The next question is, will I be able to do it if anyone else is actually there…
The Western Cape Hotel at the Arabella Estate has gathered something of a profile over the last few years, the celebrity-laden Nelson Mandela Invitational golf tournament giving plenty of focus to a luxury hotel flanked by one of the country’s outstanding golf courses (Compleat Golfer magazine ranks it firmly in South Africa’s top five).
But beyond the immaculate sculpting of the course, and the imposing visage of a hotel that looms above the lagoon, lies a top-class spa that pays tribute to the German ownership of the Arabella group, by making much of it clothing-optional.
This could mean, of course, that you arrive to the aesthetically acceptable sight of the Swedish ladies beach volleyball team striding from brine pool to steam room in natural splendour; alternatively, you could come upon a tour group of Bavarian pensioners revelling in the chance to break free from their lederhosen. It can be a slightly disconcerting prospect to those not schooled in the ways of European liberalism, but with the hotel attracting large numbers of tourists from the continent it’s an approach that clearly finds favour.
Not that you have to opt for what most South Africans would probably feel is more than a touch of exhibitionism — Roman skirts are on offer to provide a little modesty if required, and there are plenty of standard spa options that don’t carry the threat of stumbling upon octogenarian nudity. A full range of treatment rooms and massage options complete a most comprehensive spa facility — and that’s only part of one of the Cape’s finest luxury escape holes.
"The beauty of the course is undeniable"
The course at Arabella is a work of art. Both nines fall down to and finish around the lagoon beneath the hotel; including the eighth, a towering par-five that descends gloriously to a green well below the high-altitude tee box. Peter Matkovich’s exquisite design is not forgiving though, and if the wind gets up — as it so frequently does — you can face 18 soul-destroying holes. Regardless, the raw beauty of the course is undeniable, and Scottish professional Andrew Coltart rates eight and nine and 17 and 18 as comparable to any of the best closing holes he’s played on the European Tour.
The course also has a fantastic clubhouse in which to either celebrate a great round, or seek refuge from the elements — the Arabella group includes the Paulaner Brauhaus at the Waterfront, and so German Weisbier (best said in a thick German accent) awaits on tap; a revitalising tonic indeed.

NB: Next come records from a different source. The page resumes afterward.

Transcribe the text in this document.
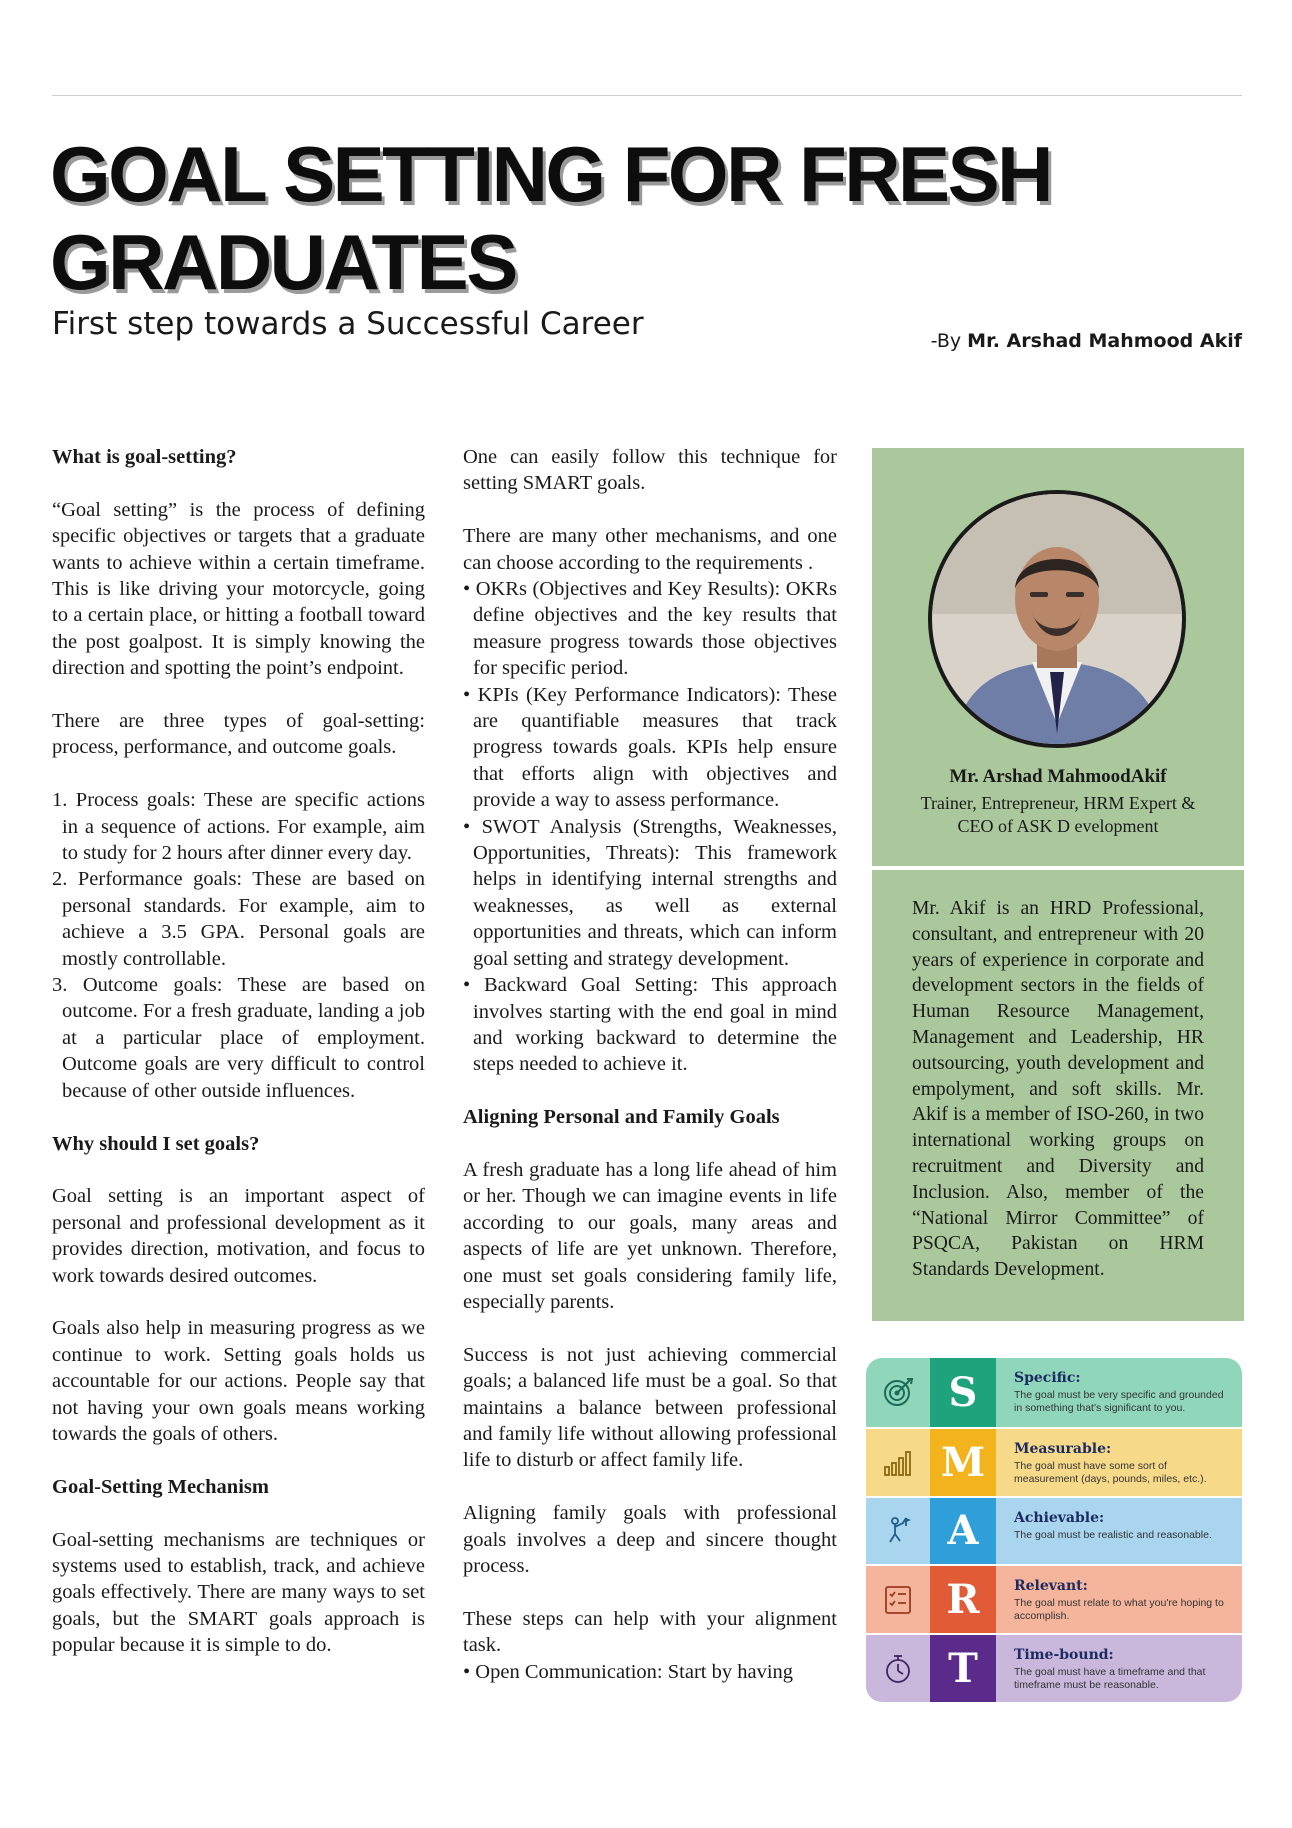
GOAL SETTING FOR FRESH GRADUATES
First step towards a Successful Career	-By Mr. Arshad Mahmood Akif
What is goal-setting?

“Goal setting” is the process of defining specific objectives or targets that a graduate wants to achieve within a certain timeframe. This is like driving your motorcycle, going to a certain place, or hitting a football toward the post goalpost. It is simply knowing the direction and spotting the point’s endpoint.

There are three types of goal-setting: process, performance, and outcome goals.

1. Process goals: These are specific actions in a sequence of actions. For example, aim to study for 2 hours after dinner every day.
2. Performance goals: These are based on personal standards. For example, aim to achieve a 3.5 GPA. Personal goals are mostly controllable.
3. Outcome goals: These are based on outcome. For a fresh graduate, landing a job at a particular place of employment. Outcome goals are very difficult to control because of other outside influences.
Why should I set goals?

Goal setting is an important aspect of personal and professional development as it provides direction, motivation, and focus to work towards desired outcomes.

Goals also help in measuring progress as we continue to work. Setting goals holds us accountable for our actions. People say that not having your own goals means working towards the goals of others.

Goal-Setting Mechanism

Goal-setting mechanisms are techniques or systems used to establish, track, and achieve goals effectively. There are many ways to set goals, but the SMART goals approach is popular because it is simple to do.

One can easily follow this technique for setting SMART goals.

There are many other mechanisms, and one can choose according to the requirements .

• OKRs (Objectives and Key Results): OKRs define objectives and the key results that measure progress towards those objectives for specific period.
• KPIs (Key Performance Indicators): These are quantifiable measures that track progress towards goals. KPIs help ensure that efforts align with objectives and provide a way to assess performance.
• SWOT Analysis (Strengths, Weaknesses, Opportunities, Threats): This framework helps in identifying internal strengths and weaknesses, as well as external opportunities and threats, which can inform goal setting and strategy development.
• Backward Goal Setting: This approach involves starting with the end goal in mind and working backward to determine the steps needed to achieve it.
Aligning Personal and Family Goals

A fresh graduate has a long life ahead of him or her. Though we can imagine events in life according to our goals, many areas and aspects of life are yet unknown. Therefore, one must set goals considering family life, especially parents.

Success is not just achieving commercial goals; a balanced life must be a goal. So that maintains a balance between professional and family life without allowing professional life to disturb or affect family life.

Aligning family goals with professional goals involves a deep and sincere thought process.

These steps can help with your alignment task.

• Open Communication: Start by having
Mr. Arshad MahmoodAkif
Trainer, Entrepreneur, HRM Expert & CEO of ASK D evelopment

Mr. Akif is an HRD Professional, consultant, and entrepreneur with 20 years of experience in corporate and development sectors in the fields of Human Resource Management, Management and Leadership, HR outsourcing, youth development and empolyment, and soft skills. Mr. Akif is a member of ISO-260, in two international working groups on recruitment and Diversity and Inclusion. Also, member of the “National Mirror Committee” of PSQCA, Pakistan on HRM Standards Development.

S	Specific:
The goal must be very specific and grounded in something that's significant to you.
M	Measurable:
The goal must have some sort of measurement (days, pounds, miles, etc.).
A	Achievable:
The goal must be realistic and reasonable.
R	Relevant:
The goal must relate to what you're hoping to accomplish.
T	Time-bound:
The goal must have a timeframe and that timeframe must be reasonable.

There are also two excellent restaurants in the hotel, and a cigar lounge and bar upstairs that by day offer a great platform to take in the view over the lagoon, and by night have a habit of keeping you from your room slightly longer than anticipated.
But what a room when you get there. If the spa is designed for Germans, then the beds are made for Americans, vast affairs that could house the better part of a rugby team. Soft browns and greys offset plenty of white in a room that offers the ability to watch television while lounging in the bath with a glass of wine... or bottle; why the hell not. Throw in balconies overlooking either the pool area, golf course or lagoon and you’ve got a first-class getaway.
And one which I’ll be returning to later in the year, for the golf, and the Weisbier, and the luxuriant rooms. But will I brave a communal spell sans wardrobe? Perhaps; seeing as rumour has it Spanish actress Ines Sastre will be back for the Nelson Mandela Invitational, and possibly supermodel Jodie Kidd. Should I bump into one of them in the steam room, then so be it — just their lucky day, I reckon.